The Ravenscrag Formation contains remains of vertebrates that provide important information about the dawn of the age of mammals after the Cretaceous-Paleogene extinction event. Material from the following groups of mammals has been reported: Multituberculata, Eulipotyphla, Dermoptera, Primates, Carnivora, Ungulata and Pantodonta. These occur primarily as isolated teeth, fragments of jaws with teeth, and isolated skeletal parts. They are associated with the remains of fish such as Amia and Lepisosteus, small reptiles and amphibians, and crocodilians including Borealosuchus (originally Leidyosuchus) acutidentatus.

The formation also contains a wide variety of plant fossils. Ferns include species of Osmunda, Onoclea, Azolla and others. Gymnosperms are represented by remains of Ginkgo and cupressaceous conifers such as Metasequoia and Glyptostrobus, and there are numerous types of leaves, seeds, flowers and other structures from angiosperms.

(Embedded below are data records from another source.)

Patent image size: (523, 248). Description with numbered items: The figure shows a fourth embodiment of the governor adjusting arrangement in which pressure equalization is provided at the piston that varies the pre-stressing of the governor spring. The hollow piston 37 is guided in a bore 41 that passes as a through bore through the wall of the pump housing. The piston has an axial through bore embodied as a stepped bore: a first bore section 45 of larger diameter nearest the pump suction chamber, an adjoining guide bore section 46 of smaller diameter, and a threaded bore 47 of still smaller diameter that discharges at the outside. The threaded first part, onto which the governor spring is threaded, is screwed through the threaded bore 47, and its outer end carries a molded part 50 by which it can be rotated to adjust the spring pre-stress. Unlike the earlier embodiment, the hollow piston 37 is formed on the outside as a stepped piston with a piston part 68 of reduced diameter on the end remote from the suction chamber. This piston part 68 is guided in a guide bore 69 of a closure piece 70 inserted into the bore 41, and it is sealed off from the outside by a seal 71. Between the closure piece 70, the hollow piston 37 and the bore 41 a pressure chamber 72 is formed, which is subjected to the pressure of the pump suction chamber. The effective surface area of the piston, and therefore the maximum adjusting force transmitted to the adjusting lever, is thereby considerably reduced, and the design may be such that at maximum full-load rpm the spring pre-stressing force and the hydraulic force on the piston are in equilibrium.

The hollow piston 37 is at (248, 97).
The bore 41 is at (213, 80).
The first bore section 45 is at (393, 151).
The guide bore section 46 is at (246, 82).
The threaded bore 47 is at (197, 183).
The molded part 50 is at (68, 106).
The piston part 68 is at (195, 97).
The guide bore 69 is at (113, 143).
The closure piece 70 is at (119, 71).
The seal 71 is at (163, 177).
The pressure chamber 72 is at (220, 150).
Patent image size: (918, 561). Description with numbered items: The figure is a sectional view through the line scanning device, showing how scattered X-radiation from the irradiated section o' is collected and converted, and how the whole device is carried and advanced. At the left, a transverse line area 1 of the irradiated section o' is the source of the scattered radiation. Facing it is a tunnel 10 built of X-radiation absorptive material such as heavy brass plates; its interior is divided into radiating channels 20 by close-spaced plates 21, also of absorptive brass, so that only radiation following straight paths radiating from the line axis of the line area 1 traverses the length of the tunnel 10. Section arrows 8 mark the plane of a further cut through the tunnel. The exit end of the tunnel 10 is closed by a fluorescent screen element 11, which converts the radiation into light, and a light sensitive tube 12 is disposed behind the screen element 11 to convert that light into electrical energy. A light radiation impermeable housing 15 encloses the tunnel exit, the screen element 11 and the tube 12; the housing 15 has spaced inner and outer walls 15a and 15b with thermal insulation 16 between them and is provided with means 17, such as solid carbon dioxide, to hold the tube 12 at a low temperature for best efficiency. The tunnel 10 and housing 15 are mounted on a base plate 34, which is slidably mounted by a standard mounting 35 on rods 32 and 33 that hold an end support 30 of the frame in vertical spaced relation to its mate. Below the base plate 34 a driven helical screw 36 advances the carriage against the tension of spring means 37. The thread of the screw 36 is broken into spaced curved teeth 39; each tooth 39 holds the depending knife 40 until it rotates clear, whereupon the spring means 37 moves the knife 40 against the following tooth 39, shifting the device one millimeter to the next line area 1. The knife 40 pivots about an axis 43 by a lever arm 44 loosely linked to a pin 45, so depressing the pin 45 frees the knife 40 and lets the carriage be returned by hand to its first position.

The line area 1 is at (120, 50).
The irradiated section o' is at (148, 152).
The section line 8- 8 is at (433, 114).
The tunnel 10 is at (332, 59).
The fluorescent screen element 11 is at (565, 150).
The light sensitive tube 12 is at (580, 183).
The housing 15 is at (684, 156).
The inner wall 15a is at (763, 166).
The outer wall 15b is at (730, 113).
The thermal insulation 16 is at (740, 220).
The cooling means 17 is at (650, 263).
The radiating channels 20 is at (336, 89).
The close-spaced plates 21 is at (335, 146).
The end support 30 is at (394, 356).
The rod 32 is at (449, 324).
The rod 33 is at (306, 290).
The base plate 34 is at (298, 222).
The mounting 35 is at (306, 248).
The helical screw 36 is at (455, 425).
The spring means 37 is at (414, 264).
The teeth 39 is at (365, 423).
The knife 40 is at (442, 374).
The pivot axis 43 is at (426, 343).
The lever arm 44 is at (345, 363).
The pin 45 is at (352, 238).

The fossil pollen assemblage has also been described.

== Economic geology ==
The coal seams of the Ravenscrag Formation are of lignitic rank and have a low sulphur content. They are mined at several locations in southern Saskatchewan to fuel mine-mouth electrical power stations.

Clay has been produced from the Ravenscrag Formation and used primarily for the manufacture of various types of brick.